Edito da Fallone Editore nel 2019 • Pagine: 112 • Compra su Amazon
Sullo sfondo di un continuo quanto pacifico duello tra Nord e Sud che, più che luoghi, sono stati d’Essere, si consuma il dolore di un’umanità relegata ai margini dell’esistenza; un mosaico di storie che si amalgamano sino ad assumere un’unica fisionomia, un unico volto, un unico serafico ghigno: quello stesso ghigno che s’impossessa di un malato terminale di tumore causato dall’amianto, di un suicida nell’istante in cui si lascia cadere nel vuoto, di un poliziotto morto in servizio senza ragioni sensate che non siano quelle di Stato, di un giovane posseduto dallo spettro della droga, di una figlia venduta per pochi denari.
Drammaturgia degli invissuti è un cantico sull'impossibilità del vivere, sviluppato in XVIII sezioni, ognuna delle quali composta da due testi: uno di Malaspina, contraddistinto dal carattere in corsivo, e a seguire uno di Cristaldi. Gli autori danno voce a chi non ne ha, arrivando fino al centro delle cose, nel fegato degli accadimenti, attraverso una scrittura civile e asciutta, senza ridondanza né eufemizzazione.
Drammaturgia degli invissuti si infila con la crudeltà di una spina nel fianco del lettore, con la potenza di una scrittura che non lascia spazio a esitazioni.
INUTILE CERCARE LE PAROLE
Inutile cercare le parole. Molte volte sono loro a cercare te.
Come uno sciame di mosche che si avventano sull’agognata merda.
Esattamente la tua testa è piena di merda e di mosche che banchettano.
Sissignori. Tu cerchi di ignorare il ronzio ma è impossibile.
La solitudine non ha una disciplina perfetta.
Soprattutto la solitudine di chi non ha potuto scegliere se stare solo o diventare solo.
E tu sei solo come una merda che solo uno sciame di mosche agogna.
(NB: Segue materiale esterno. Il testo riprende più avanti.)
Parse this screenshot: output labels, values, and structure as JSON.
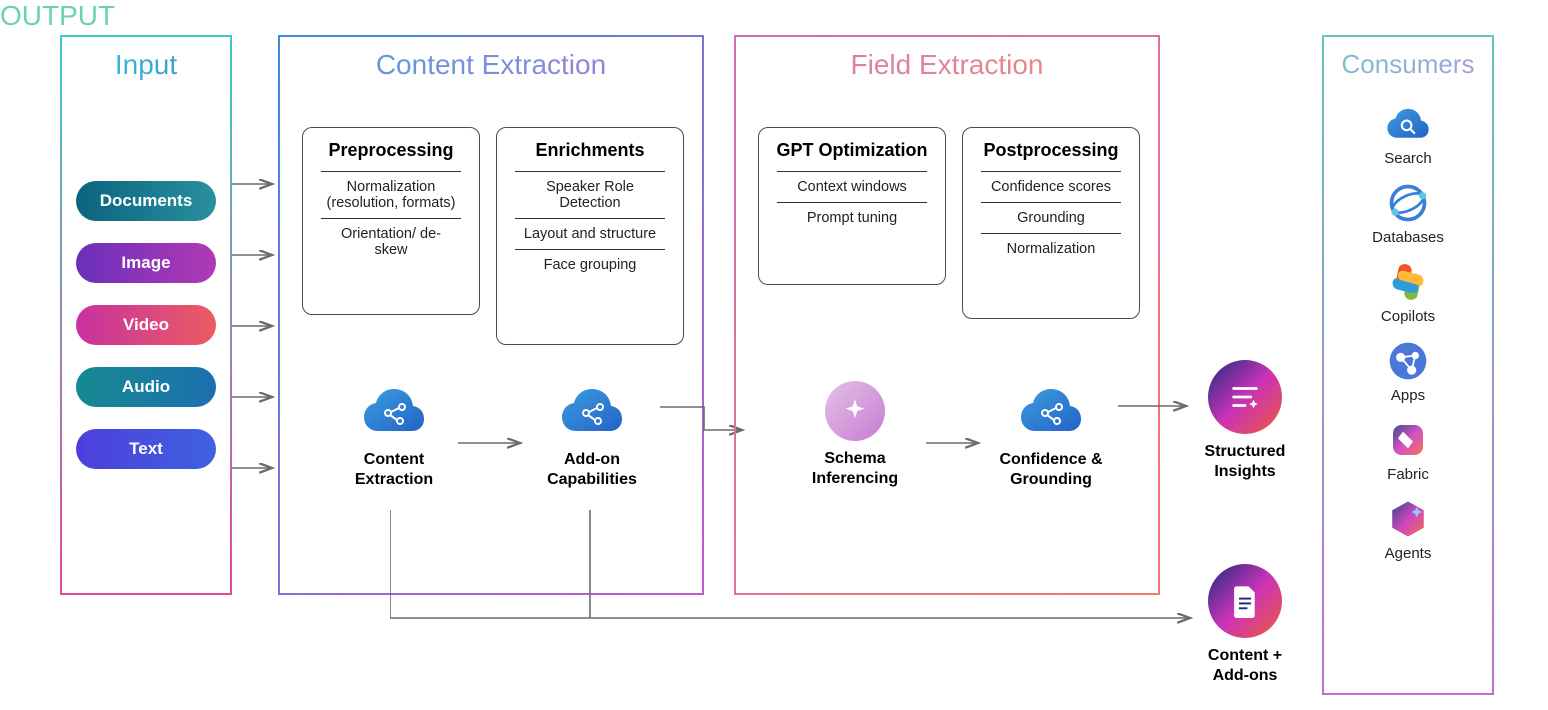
{
  "input": {
    "title": "Input",
    "pills": [
      "Documents",
      "Image",
      "Video",
      "Audio",
      "Text"
    ]
  },
  "content": {
    "title": "Content Extraction",
    "preprocessing": {
      "title": "Preprocessing",
      "items": [
        "Normalization (resolution, formats)",
        "Orientation/ de-skew"
      ]
    },
    "enrichments": {
      "title": "Enrichments",
      "items": [
        "Speaker Role Detection",
        "Layout and structure",
        "Face grouping"
      ]
    },
    "node1": "Content Extraction",
    "node2": "Add-on Capabilities"
  },
  "field": {
    "title": "Field Extraction",
    "gpt": {
      "title": "GPT Optimization",
      "items": [
        "Context windows",
        "Prompt tuning"
      ]
    },
    "post": {
      "title": "Postprocessing",
      "items": [
        "Confidence scores",
        "Grounding",
        "Normalization"
      ]
    },
    "node1": "Schema Inferencing",
    "node2": "Confidence & Grounding"
  },
  "output": {
    "title": "OUTPUT",
    "node1": "Structured Insights",
    "node2": "Content + Add-ons"
  },
  "consumers": {
    "title": "Consumers",
    "items": [
      {
        "label": "Search",
        "icon": "search-cloud-icon"
      },
      {
        "label": "Databases",
        "icon": "databases-icon"
      },
      {
        "label": "Copilots",
        "icon": "copilot-icon"
      },
      {
        "label": "Apps",
        "icon": "apps-icon"
      },
      {
        "label": "Fabric",
        "icon": "fabric-icon"
      },
      {
        "label": "Agents",
        "icon": "agents-icon"
      }
    ]
  }
}
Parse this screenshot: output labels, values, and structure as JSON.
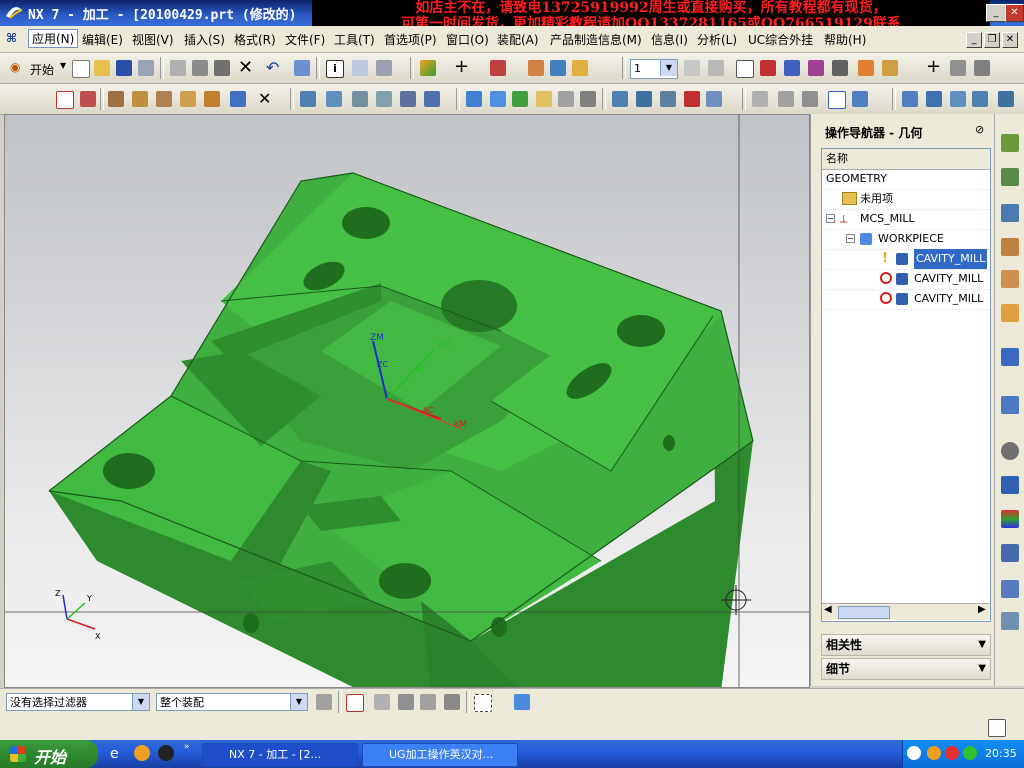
{
  "window": {
    "title": "NX 7 - 加工 - [20100429.prt  (修改的)"
  },
  "promo": {
    "line1": "如店主不在，请致电13725919992周生或直接购买，所有教程都有现货，",
    "line2": "可第一时间发货，更加精彩教程请加QQ1337281165或QQ766519129联系"
  },
  "menu": [
    "应用(N)",
    "编辑(E)",
    "视图(V)",
    "插入(S)",
    "格式(R)",
    "文件(F)",
    "工具(T)",
    "首选项(P)",
    "窗口(O)",
    "装配(A)",
    "产品制造信息(M)",
    "信息(I)",
    "分析(L)",
    "UC综合外挂",
    "帮助(H)"
  ],
  "toolbar": {
    "start_label": "开始",
    "layer_value": "1"
  },
  "viewport": {
    "triad": [
      "ZM",
      "YM",
      "XM",
      "ZC",
      "YC",
      "XC"
    ],
    "corner_axes": [
      "Z",
      "Y",
      "X"
    ],
    "model_color": "#3fb03f"
  },
  "navigator": {
    "title": "操作导航器 - 几何",
    "column": "名称",
    "rows": [
      {
        "label": "GEOMETRY",
        "indent": 0
      },
      {
        "label": "未用项",
        "indent": 1
      },
      {
        "label": "MCS_MILL",
        "indent": 1
      },
      {
        "label": "WORKPIECE",
        "indent": 2
      },
      {
        "label": "CAVITY_MILL",
        "indent": 3,
        "status": "warning",
        "selected": true
      },
      {
        "label": "CAVITY_MILL",
        "indent": 3,
        "status": "error"
      },
      {
        "label": "CAVITY_MILL",
        "indent": 3,
        "status": "error"
      }
    ],
    "panels": [
      "相关性",
      "细节"
    ]
  },
  "statusbar": {
    "filter": "没有选择过滤器",
    "scope": "整个装配"
  },
  "taskbar": {
    "start": "开始",
    "tasks": [
      "NX 7 - 加工 - [2...",
      "UG加工操作英汉对..."
    ],
    "time": "20:35"
  },
  "colors": {
    "title": "#0a246a",
    "promo_text": "#ff1e1e",
    "selection": "#3169c6",
    "model": "#3fb03f"
  }
}
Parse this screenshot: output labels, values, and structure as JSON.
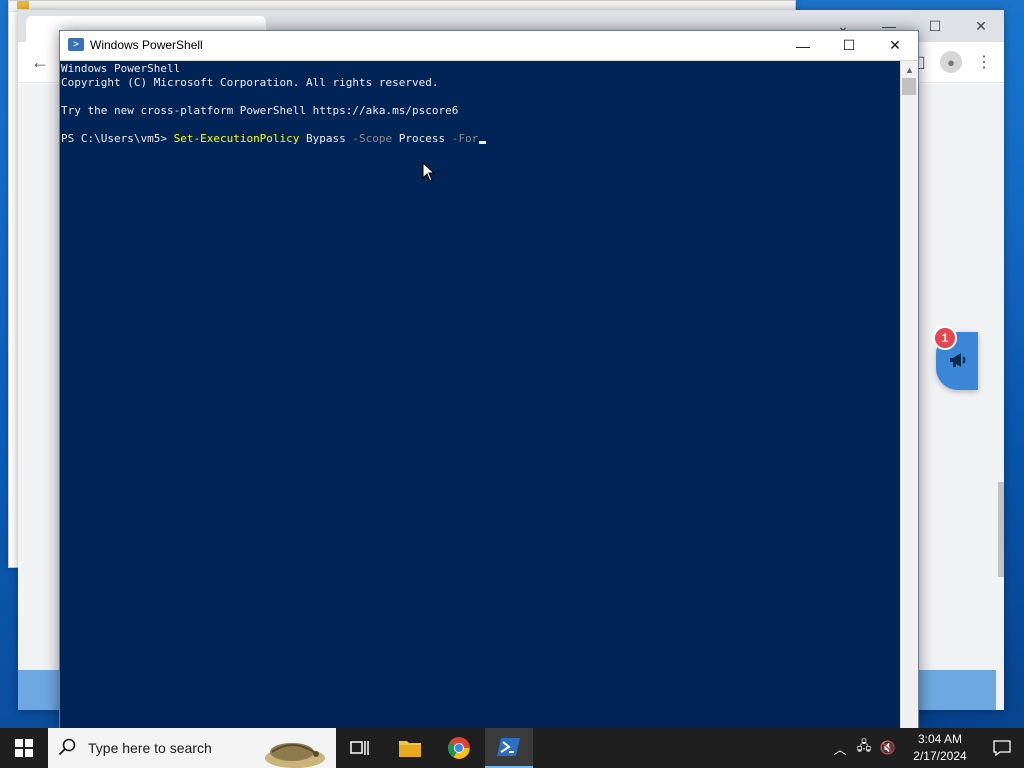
{
  "background_chrome": {
    "notification_badge_count": "1"
  },
  "powershell": {
    "title": "Windows PowerShell",
    "console_lines": {
      "line1": "Windows PowerShell",
      "line2": "Copyright (C) Microsoft Corporation. All rights reserved.",
      "line3": "",
      "line4": "Try the new cross-platform PowerShell https://aka.ms/pscore6",
      "line5": ""
    },
    "prompt": {
      "path": "PS C:\\Users\\vm5> ",
      "cmdlet": "Set-ExecutionPolicy",
      "arg1": " Bypass ",
      "param1": "-Scope",
      "arg2": " Process ",
      "param2": "-For"
    }
  },
  "taskbar": {
    "search_placeholder": "Type here to search",
    "time": "3:04 AM",
    "date": "2/17/2024",
    "accent": "#76b9ed"
  },
  "colors": {
    "console_bg": "#012456",
    "console_fg": "#eeedf0",
    "cmdlet": "#ffff00",
    "parameter": "#8a8a8a"
  }
}
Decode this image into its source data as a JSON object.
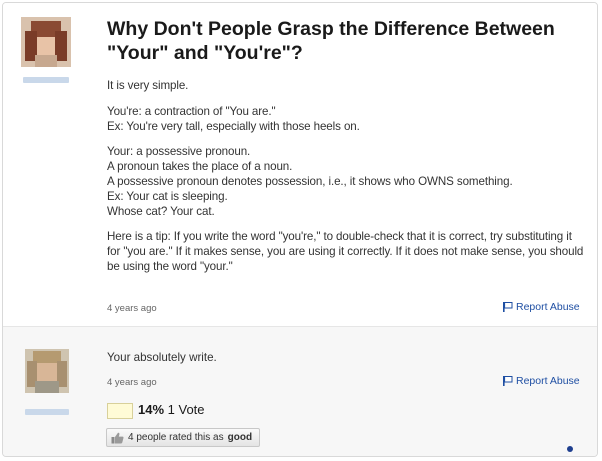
{
  "question": {
    "title": "Why Don't People Grasp the Difference Between \"Your\" and \"You're\"?",
    "paragraphs": [
      [
        "It is very simple."
      ],
      [
        "You're: a contraction of \"You are.\"",
        "Ex: You're very tall, especially with those heels on."
      ],
      [
        "Your: a possessive pronoun.",
        "A pronoun takes the place of a noun.",
        "A possessive pronoun denotes possession, i.e., it shows who OWNS something.",
        "Ex: Your cat is sleeping.",
        "Whose cat? Your cat."
      ],
      [
        "Here is a tip: If you write the word \"you're,\" to double-check that it is correct, try substituting it for \"you are.\" If it makes sense, you are using it correctly. If it does not make sense, you should be using the word \"your.\""
      ]
    ],
    "timestamp": "4 years ago",
    "report_label": "Report Abuse"
  },
  "answer": {
    "text": "Your absolutely write.",
    "timestamp": "4 years ago",
    "report_label": "Report Abuse",
    "vote_percent": "14%",
    "vote_count": "1 Vote",
    "rated_prefix": "4 people rated this as",
    "rated_word": "good"
  },
  "icons": {
    "report": "flag-icon",
    "rated": "thumbs-up-icon"
  },
  "colors": {
    "link": "#1f4fa3",
    "vote_box": "#fffbd6"
  }
}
Non ci sono più le farfalle, quelle che da bambino ti sembrava di essere in
Africa, quando con gli altri bambini si giocava a essere in Africa.
E non ci sono più gli alberi giganti, quelli dove gli uccelli africani facevano il nido.
Non è rimasto nulla. Le parole ti sgorgano da un nodo di mare alla gola, un magone in controluce. Parole che vuoi inchiodare ai denti come la preghiera di un forsennato, affinché la preghiera non li abbandoni del tutto e resti un finale a berti l’anima,
a consacrarti all’ultima grazia implorata.
Tra le tante che la solitudine
fa salire all’ultimo attimo di cielo.
Ti ringrazio madre che non mi salvi dalla solitudine,
ma proteggi la solitudine perché tu possa proteggere me.
L’ho capito dalla compassione delle tue mani e della tua schiena piegata
a cercare le parole che inutilmente cercavo di dirti, mentre loro cercavano me.
Voglio vedere con che occhi mi guardi senza parole: madre, non c’è più lavoro; madre non c’è più un volto di donna; madre, non c’è più la risata di un amico; madre non c’è più nulla di tutto quello che era stato: la fabbrica, le case, le
feste, le cene.
Tutto se l’è inghiottito il nulla.
Mi chiedo se qualcuno si chiede di me, mi chiedo perché nessuno chiede di te.
Mi chiedo se davvero ho fatto del male con intenzione, chi ho ferito così mortalmente da essere condannato a una morte disumana.
E com’è strano questo essere fragili e impauriti,
di giorno per paura del giorno, la notte per paura della notte.
Le parole mi si intrecciano nel nodo di mare alla gola.
E adesso mi fanno più male, vanno alla ricerca anche della più piccola menzogna raccontata,
per poterla raccontare.
Le parole hanno un peso che le spalle non possono permettersi di portare,
sono chiodi negli occhi e scarpe troppo strette per poter camminare.
Vieni che se posso t’insegno la strada e il prezzo dell’inverno da pagare.
Perché a volte di lealtà si muore mendicando un po’ di verità.
Dal troppo tempo che parlo ti vedo stella polare e vedo tutte le stelle del mondo affacciarsi
per poi scomparire come le farfalle e gli alberi d’Africa.
Come l’acqua fresca e la legna per il camino.
Non so quanto sarà brutto morire, è inutile cercare le parole.
Sono sicuro, ne sono certo, saranno loro a cercare te.